Consider the differential equation $(\nabla^2+\frac{1}{R^2})\psi(\bar{r}) = 0$ in 2 dimensions, with the boundary condition $\partial_r\psi(R)+ \kappa \psi(R) = 0$, on unit disk of radius R. What is the solution of this boundary value problem ?
My work: I expanded $\psi(\bar{r}) =\sum_{p} a_p e^{ip.r}+a_p^\dagger e^{-ip.r}$, then we get $p^2 = m^2 $. Hence we get $\psi$. Using the boundary condition didn't give me anything ?
Not a full answer, but I'll show what I tried
Find a solution of the form
$$ \psi(r,\phi) = \sum_n P_n(r)\Phi_n(\phi) $$
where $\Phi_n(\phi) = A_n\cos(n\phi) + B_n\sin(n\phi)$ can be obtained through separation of variables.

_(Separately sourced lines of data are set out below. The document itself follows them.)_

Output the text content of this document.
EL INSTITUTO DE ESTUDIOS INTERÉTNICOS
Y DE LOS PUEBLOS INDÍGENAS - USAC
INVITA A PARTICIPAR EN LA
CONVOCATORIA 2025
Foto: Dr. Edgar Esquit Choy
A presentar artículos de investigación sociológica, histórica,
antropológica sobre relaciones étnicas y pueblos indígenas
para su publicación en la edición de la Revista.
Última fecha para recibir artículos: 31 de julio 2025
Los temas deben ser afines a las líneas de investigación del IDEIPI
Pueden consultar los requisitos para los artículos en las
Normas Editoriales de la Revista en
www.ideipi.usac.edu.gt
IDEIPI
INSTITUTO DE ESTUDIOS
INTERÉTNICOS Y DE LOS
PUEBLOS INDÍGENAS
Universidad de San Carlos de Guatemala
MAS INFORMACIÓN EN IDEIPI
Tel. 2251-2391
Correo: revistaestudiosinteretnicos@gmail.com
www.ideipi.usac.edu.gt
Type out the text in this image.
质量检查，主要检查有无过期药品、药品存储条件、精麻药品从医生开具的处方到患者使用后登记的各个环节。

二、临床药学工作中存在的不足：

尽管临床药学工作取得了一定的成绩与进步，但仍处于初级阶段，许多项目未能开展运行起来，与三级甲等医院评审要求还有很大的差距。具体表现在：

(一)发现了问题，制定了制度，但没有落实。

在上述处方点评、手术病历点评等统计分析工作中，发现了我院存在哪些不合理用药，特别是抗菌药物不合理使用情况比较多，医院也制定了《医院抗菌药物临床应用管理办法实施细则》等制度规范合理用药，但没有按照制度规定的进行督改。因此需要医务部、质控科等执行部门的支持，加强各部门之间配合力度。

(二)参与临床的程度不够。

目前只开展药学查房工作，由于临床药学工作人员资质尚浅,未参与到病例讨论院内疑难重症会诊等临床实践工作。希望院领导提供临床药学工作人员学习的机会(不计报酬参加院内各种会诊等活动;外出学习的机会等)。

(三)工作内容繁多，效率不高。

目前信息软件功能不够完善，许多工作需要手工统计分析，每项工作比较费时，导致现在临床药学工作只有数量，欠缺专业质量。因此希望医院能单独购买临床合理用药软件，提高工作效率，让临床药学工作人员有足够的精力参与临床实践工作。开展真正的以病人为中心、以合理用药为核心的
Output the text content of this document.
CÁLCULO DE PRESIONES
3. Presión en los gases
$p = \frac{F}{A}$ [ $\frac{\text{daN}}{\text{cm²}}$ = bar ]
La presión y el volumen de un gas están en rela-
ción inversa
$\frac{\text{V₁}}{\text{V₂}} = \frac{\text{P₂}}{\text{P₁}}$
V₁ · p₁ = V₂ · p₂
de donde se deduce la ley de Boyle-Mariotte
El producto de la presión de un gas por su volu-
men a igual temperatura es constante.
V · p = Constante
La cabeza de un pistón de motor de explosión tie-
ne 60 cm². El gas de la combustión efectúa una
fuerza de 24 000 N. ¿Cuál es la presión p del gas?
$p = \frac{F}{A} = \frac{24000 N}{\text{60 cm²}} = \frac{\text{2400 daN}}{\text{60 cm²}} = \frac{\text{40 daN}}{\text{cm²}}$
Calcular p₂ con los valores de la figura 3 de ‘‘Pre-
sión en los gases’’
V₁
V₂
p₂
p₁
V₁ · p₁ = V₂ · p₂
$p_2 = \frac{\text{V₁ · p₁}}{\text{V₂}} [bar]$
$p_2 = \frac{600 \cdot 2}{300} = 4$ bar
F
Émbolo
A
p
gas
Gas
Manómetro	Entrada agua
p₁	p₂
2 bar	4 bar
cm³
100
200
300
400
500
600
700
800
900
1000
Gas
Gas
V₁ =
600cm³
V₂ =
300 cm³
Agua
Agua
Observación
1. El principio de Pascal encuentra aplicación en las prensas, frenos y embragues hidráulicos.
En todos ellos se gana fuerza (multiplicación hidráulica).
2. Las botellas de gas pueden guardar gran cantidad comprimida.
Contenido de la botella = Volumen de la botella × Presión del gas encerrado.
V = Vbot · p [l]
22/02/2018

The remaining radial equation is
$$ P_n''(r) + \frac{1}{r}P_n'(r) - \frac{n^2}{r^2}P_n(r) + \frac{1}{R^2}P_n(r) = 0 $$
Rearrange to
$$ r^2 P_n''(r) + r P_n'(r) + \left(\frac{r^2}{R^2}-n^2\right)P_n(r) = 0 $$
The general solution is
$$ P_n(r) = J_n\left(\frac{r}{R}\right) $$
where $J_n$ is the Bessel function of the first kind.
The boundary condition gives
$$ \frac{1}{R}J_n'(1) + \kappa J_n(1) = 0 $$
which is nonsense. Unless $R$ or $\kappa$ is allowed to vary, this problem is over-determined.
Are you sure the problem isn't
$$ \nabla^2 \psi + \frac{1}{\lambda^2}\psi = 0 $$
where $\lambda$ is some unknown constant?